Evogene Ltd (EVGN) is not a strong buy at the moment for a beginner investor with a long-term strategy. The stock shows weak financial performance, no significant positive trading signals, and limited catalysts for growth in the near term. While the company has a promising AI discovery engine and collaborations, its financials and technical indicators suggest caution.
The MACD is positive and expanding, indicating slight bullish momentum. However, the RSI is neutral, and the moving averages are bearish, with SMA_200 above SMA_20 and SMA_5. The stock is trading near its pivot level of 0.812, with resistance at 0.888 and support at 0.736. Overall, the technical indicators suggest a mixed to bearish trend.

Gross margin increased by 25.88% YoY in the latest quarter.
There is no recent news or significant trading trends from hedge funds, insiders, or Congress. Analysts have lowered the price target from $2.50 to $1.75.

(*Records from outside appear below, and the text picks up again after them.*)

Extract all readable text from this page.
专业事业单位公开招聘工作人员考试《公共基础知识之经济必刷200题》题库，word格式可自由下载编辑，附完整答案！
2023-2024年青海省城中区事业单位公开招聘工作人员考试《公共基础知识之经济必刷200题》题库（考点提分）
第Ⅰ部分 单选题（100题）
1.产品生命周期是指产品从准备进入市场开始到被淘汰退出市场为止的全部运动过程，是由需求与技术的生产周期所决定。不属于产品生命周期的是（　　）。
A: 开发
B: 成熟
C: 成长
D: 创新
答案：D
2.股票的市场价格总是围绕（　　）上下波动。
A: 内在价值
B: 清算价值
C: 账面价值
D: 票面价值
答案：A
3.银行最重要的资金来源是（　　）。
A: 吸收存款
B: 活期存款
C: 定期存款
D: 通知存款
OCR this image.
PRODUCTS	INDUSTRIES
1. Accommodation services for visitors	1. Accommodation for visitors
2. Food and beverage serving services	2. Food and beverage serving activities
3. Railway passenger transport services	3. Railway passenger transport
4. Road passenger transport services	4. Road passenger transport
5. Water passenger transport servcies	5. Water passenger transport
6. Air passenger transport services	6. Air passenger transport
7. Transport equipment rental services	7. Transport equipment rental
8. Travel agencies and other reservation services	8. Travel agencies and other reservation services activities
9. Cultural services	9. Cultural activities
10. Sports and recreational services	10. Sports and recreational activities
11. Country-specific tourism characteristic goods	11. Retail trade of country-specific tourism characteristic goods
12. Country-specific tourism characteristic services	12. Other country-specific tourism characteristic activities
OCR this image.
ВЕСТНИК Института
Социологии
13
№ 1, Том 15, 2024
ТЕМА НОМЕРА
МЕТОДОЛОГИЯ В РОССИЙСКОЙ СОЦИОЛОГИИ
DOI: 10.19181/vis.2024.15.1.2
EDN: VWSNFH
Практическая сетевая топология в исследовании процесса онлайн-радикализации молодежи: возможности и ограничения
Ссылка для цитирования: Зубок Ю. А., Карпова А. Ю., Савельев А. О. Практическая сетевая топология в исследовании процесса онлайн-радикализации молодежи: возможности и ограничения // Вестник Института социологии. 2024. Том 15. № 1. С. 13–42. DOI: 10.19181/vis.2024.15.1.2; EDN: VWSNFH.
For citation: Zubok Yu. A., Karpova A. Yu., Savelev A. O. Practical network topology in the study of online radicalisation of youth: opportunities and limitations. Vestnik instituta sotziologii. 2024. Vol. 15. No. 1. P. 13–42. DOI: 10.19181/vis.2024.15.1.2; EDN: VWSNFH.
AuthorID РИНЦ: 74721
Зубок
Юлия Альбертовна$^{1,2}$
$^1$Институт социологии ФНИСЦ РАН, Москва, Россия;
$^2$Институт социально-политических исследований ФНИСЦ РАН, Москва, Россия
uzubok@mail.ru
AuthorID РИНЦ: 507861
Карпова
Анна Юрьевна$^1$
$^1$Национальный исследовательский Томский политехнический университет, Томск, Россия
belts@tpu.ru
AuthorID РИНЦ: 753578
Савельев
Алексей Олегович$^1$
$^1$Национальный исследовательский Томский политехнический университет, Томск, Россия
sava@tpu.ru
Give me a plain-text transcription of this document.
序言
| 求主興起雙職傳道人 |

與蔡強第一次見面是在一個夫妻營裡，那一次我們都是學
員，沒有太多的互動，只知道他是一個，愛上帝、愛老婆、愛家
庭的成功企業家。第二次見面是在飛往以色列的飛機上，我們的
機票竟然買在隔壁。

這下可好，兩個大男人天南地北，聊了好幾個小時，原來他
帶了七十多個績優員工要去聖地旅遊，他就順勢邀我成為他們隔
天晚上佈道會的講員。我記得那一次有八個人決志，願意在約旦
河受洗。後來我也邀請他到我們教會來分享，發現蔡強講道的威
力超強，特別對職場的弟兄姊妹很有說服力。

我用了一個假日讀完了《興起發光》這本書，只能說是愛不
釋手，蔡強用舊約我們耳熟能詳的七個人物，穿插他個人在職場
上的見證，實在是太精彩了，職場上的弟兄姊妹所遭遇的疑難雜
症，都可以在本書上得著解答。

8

In Q4 2025, revenue dropped significantly to $314,000 (-80.51% YoY), net income fell to -$5,309,000 (-1343.33% YoY), and EPS declined to -0.61 (-1116.67% YoY). However, gross margin improved to 66.88% (+25.88% YoY).
Analysts maintain a Buy rating but have lowered the price target from $2.50 to $1.75, citing the company's focus on its AI discovery engine and collaborations. However, the financial outlook remains weak, and the cash balance is expected to last until 2H27.